A Tory modernizer who championed Britain's creative industries, pushing for broadband and digital arts funding as a long-serving culture minister.
Ed Vaizey's political journey began not in the shires but in the world of media and law, a background that shaped his approach. Elected MP for Wantage in 2005, he entered government in 2010 as Minister for Culture, Communications and Creative Industries, a role he held for six years. In that post, Vaizey became a recognizable advocate for the digital economy, overseeing the rollout of rural broadband and arguing for the economic weight of the arts. His tenure saw him navigate funding cuts while maintaining a public profile as a witty, media-savvy operator. After leaving the Commons in 2019, he was elevated to the House of Lords and reinvented himself as a columnist and commentator, often offering a pragmatic, centrist Conservative voice on the cultural issues he knows intimately.
1965–1980
The latchkey kids. Raised during divorce, recession, and the end of the Cold War. Skeptical, self-reliant, media-literate. They invented indie culture, grunge, and the early internet — then watched the Boomers take credit.
Ed was born in 1968, placing them squarely in the Generation X. The events that shaped this generation — economic uncertainty, the end of the Cold War, and the rise of personal computing — shaped the world they entered and the choices available to them.
The biggest hits of 1968
#1 Movie
2001: A Space Odyssey
Best Picture
Oliver!
#1 TV Show
The Andy Griffith Show
The world at every milestone
Martin Luther King Jr. and Robert Kennedy assassinated
US withdraws from Vietnam; Roe v.
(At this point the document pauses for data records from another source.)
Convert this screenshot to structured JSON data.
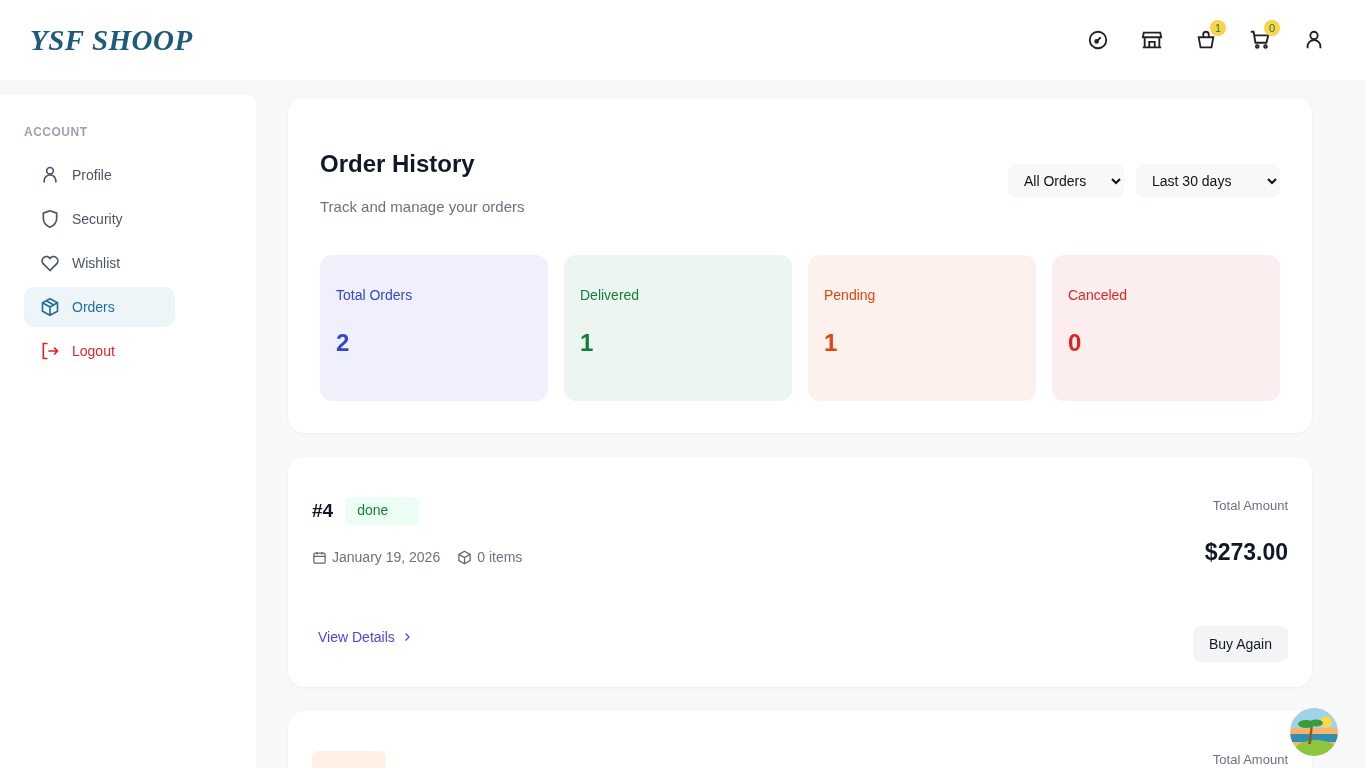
{
  "header": {
    "logo": "YSF SHOOP",
    "icons": [
      {
        "kind": "gauge"
      },
      {
        "kind": "store"
      },
      {
        "kind": "bag",
        "badge": "1"
      },
      {
        "kind": "cart",
        "badge": "0"
      },
      {
        "kind": "user"
      }
    ]
  },
  "sidebar": {
    "heading": "ACCOUNT",
    "items": [
      {
        "label": "Profile",
        "selected": false,
        "kind": "profile"
      },
      {
        "label": "Security",
        "selected": false,
        "kind": "security"
      },
      {
        "label": "Wishlist",
        "selected": false,
        "kind": "wishlist"
      },
      {
        "label": "Orders",
        "selected": true,
        "kind": "orders"
      },
      {
        "label": "Logout",
        "selected": false,
        "kind": "logout"
      }
    ]
  },
  "summary": {
    "title": "Order History",
    "subtitle": "Track and manage your orders",
    "filters": [
      "All Orders",
      "Last 30 days"
    ],
    "stats": [
      {
        "label": "Total Orders",
        "value": "2",
        "color": "#3446c9"
      },
      {
        "label": "Delivered",
        "value": "1",
        "color": "#15803d"
      },
      {
        "label": "Pending",
        "value": "1",
        "color": "#d9480f"
      },
      {
        "label": "Canceled",
        "value": "0",
        "color": "#dc2626"
      }
    ]
  },
  "orders": [
    {
      "number": "#4",
      "status": {
        "kind": "done",
        "label": "done"
      },
      "date": "January 19, 2026",
      "items": "0 items",
      "amount_label": "Total Amount",
      "amount": "$273.00",
      "link": "View Details",
      "action": "Buy Again"
    },
    {
      "status": {
        "kind": "pending"
      },
      "amount_label": "Total Amount"
    }
  ]
}
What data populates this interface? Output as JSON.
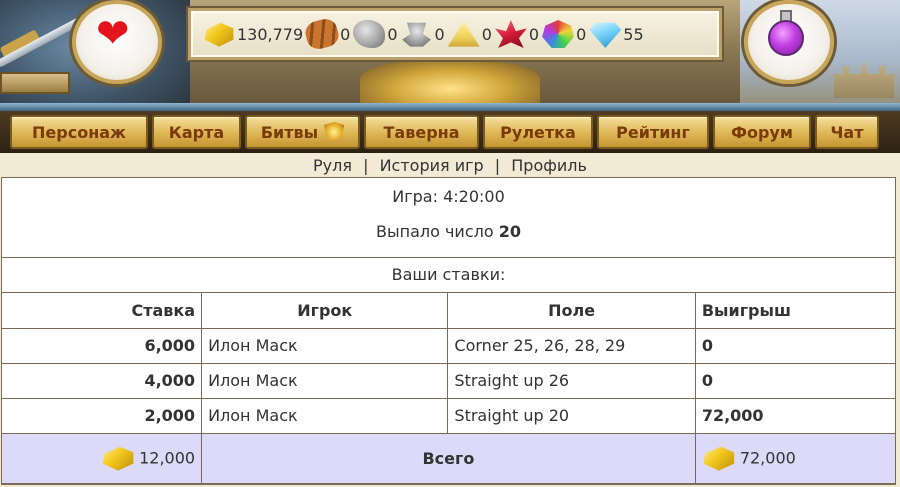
{
  "resources": [
    {
      "icon": "gold-bars-icon",
      "value": "130,779"
    },
    {
      "icon": "wood-icon",
      "value": "0"
    },
    {
      "icon": "stone-icon",
      "value": "0"
    },
    {
      "icon": "iron-icon",
      "value": "0"
    },
    {
      "icon": "sand-icon",
      "value": "0"
    },
    {
      "icon": "ruby-icon",
      "value": "0"
    },
    {
      "icon": "gems-icon",
      "value": "0"
    },
    {
      "icon": "diamond-icon",
      "value": "55"
    }
  ],
  "nav": {
    "character": "Персонаж",
    "map": "Карта",
    "battles": "Битвы",
    "tavern": "Таверна",
    "roulette": "Рулетка",
    "rating": "Рейтинг",
    "forum": "Форум",
    "chat": "Чат"
  },
  "subnav": {
    "roulette": "Руля",
    "history": "История игр",
    "profile": "Профиль",
    "separator": "|"
  },
  "game": {
    "time_label": "Игра: 4:20:00",
    "result_label": "Выпало число",
    "result_number": "20",
    "bets_title": "Ваши ставки:"
  },
  "table": {
    "headers": {
      "stake": "Ставка",
      "player": "Игрок",
      "field": "Поле",
      "win": "Выигрыш"
    },
    "rows": [
      {
        "stake": "6,000",
        "player": "Илон Маск",
        "field": "Corner 25, 26, 28, 29",
        "win": "0"
      },
      {
        "stake": "4,000",
        "player": "Илон Маск",
        "field": "Straight up 26",
        "win": "0"
      },
      {
        "stake": "2,000",
        "player": "Илон Маск",
        "field": "Straight up 20",
        "win": "72,000"
      }
    ],
    "total": {
      "stake": "12,000",
      "label": "Всего",
      "win": "72,000"
    }
  },
  "colors": {
    "nav_text": "#7a3a0a",
    "total_row_bg": "#dcdaf8",
    "heart": "#e3141c",
    "potion": "#c13ee0"
  }
}
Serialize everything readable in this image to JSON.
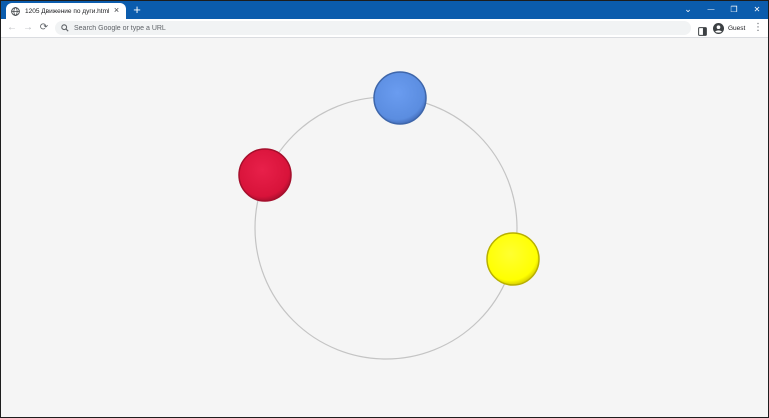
{
  "browser": {
    "tab": {
      "title": "1205 Движение по дуги.html",
      "close_glyph": "×",
      "favicon": "globe-icon"
    },
    "new_tab_glyph": "+",
    "window_controls": {
      "tab_search_glyph": "⌄",
      "minimize_glyph": "—",
      "restore_glyph": "❐",
      "close_glyph": "✕"
    },
    "toolbar": {
      "back_glyph": "←",
      "forward_glyph": "→",
      "reload_glyph": "⟳",
      "omnibox_placeholder": "Search Google or type a URL",
      "profile_name": "Guest",
      "menu_glyph": "⋮"
    },
    "colors": {
      "titlebar": "#0b5cad",
      "page_background": "#f5f5f5"
    }
  },
  "scene": {
    "track_color": "#c4c4c4",
    "balls": [
      {
        "name": "blue",
        "color": "#5b8de0",
        "stroke": "#3e66aa"
      },
      {
        "name": "red",
        "color": "#d8133a",
        "stroke": "#a50f2c"
      },
      {
        "name": "yellow",
        "color": "#ffff00",
        "stroke": "#b8b000"
      }
    ]
  }
}
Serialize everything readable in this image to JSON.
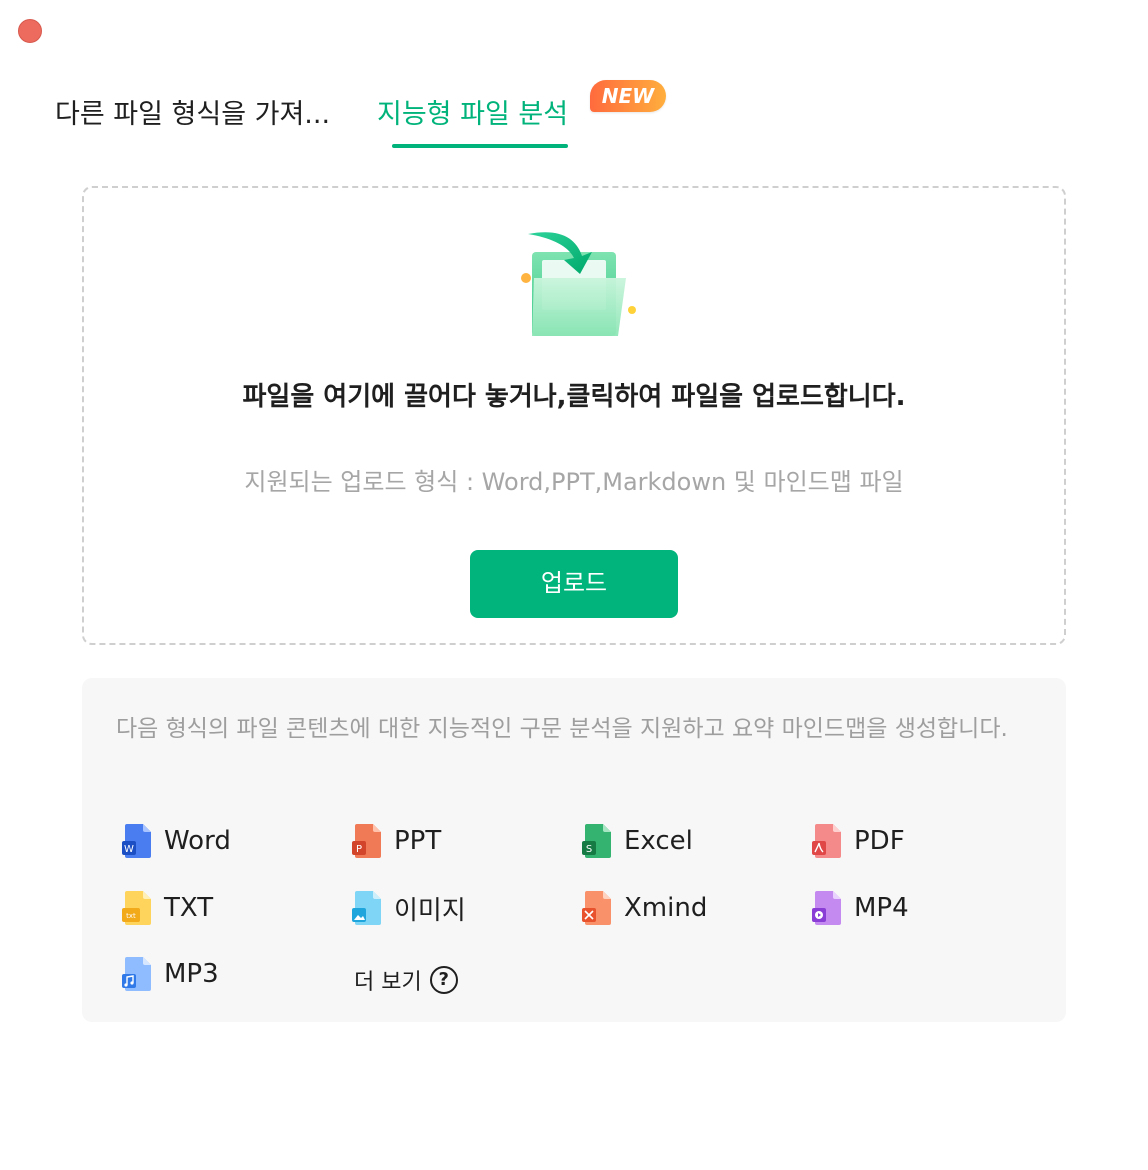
{
  "window": {
    "close_color": "#ec6a5e"
  },
  "tabs": [
    {
      "label": "다른 파일 형식을 가져..."
    },
    {
      "label": "지능형 파일 분석",
      "badge": "NEW"
    }
  ],
  "dropzone": {
    "title": "파일을 여기에 끌어다 놓거나,클릭하여 파일을 업로드합니다.",
    "subtitle": "지원되는 업로드 형식 : Word,PPT,Markdown 및 마인드맵 파일",
    "upload_label": "업로드",
    "icon": "folder-upload-icon"
  },
  "formats": {
    "description": "다음 형식의 파일 콘텐츠에 대한 지능적인 구문 분석을 지원하고 요약 마인드맵을 생성합니다.",
    "items": [
      {
        "label": "Word",
        "icon": "word-file-icon",
        "color": "#2b5fd9"
      },
      {
        "label": "PPT",
        "icon": "ppt-file-icon",
        "color": "#e2553a"
      },
      {
        "label": "Excel",
        "icon": "excel-file-icon",
        "color": "#1c8f5a"
      },
      {
        "label": "PDF",
        "icon": "pdf-file-icon",
        "color": "#e8454a"
      },
      {
        "label": "TXT",
        "icon": "txt-file-icon",
        "color": "#f5b820"
      },
      {
        "label": "이미지",
        "icon": "image-file-icon",
        "color": "#2fb3e8"
      },
      {
        "label": "Xmind",
        "icon": "xmind-file-icon",
        "color": "#f0643a"
      },
      {
        "label": "MP4",
        "icon": "mp4-file-icon",
        "color": "#9b4de0"
      },
      {
        "label": "MP3",
        "icon": "mp3-file-icon",
        "color": "#3b8ef0"
      }
    ],
    "more_label": "더 보기",
    "help_symbol": "?"
  },
  "colors": {
    "accent": "#00b37a",
    "badge_start": "#ff6a3d",
    "badge_end": "#ffae3d"
  }
}
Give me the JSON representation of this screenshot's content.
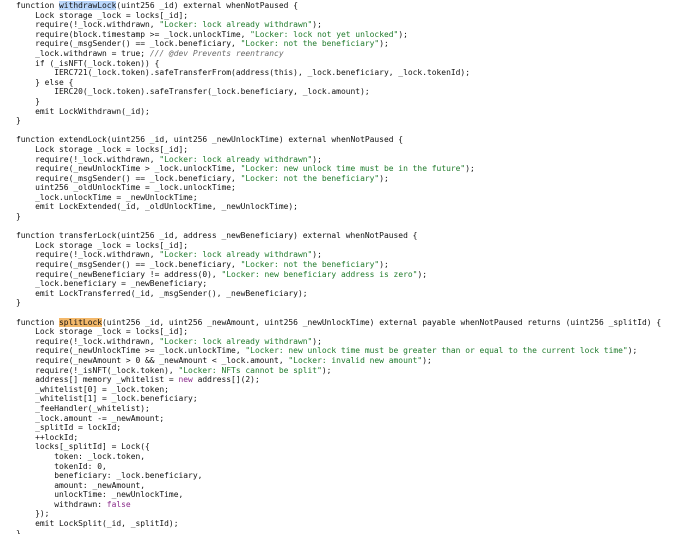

Wade decided
MTV launches; first Space Shuttle flight; AIDS identified
Apple Macintosh introduced
Challenger disaster; Chernobyl nuclear meltdown
Berlin Wall falls; Tiananmen Square protests
Google founded; Clinton impeachment
Barack Obama elected first Black US president; financial crisis
Royal wedding of Harry and Meghan; Parkland shooting
His father, John Vaizey, was a notable economist and life peer, making Ed a hereditary peer in his own right after his father's death, before becoming a life peer.
He is a trained barrister and worked in media law before entering politics.
He is a known fan of the band The Smiths and has written about their influence.
“The creative industries are not a luxury; they are a vital part of our economy and identity.”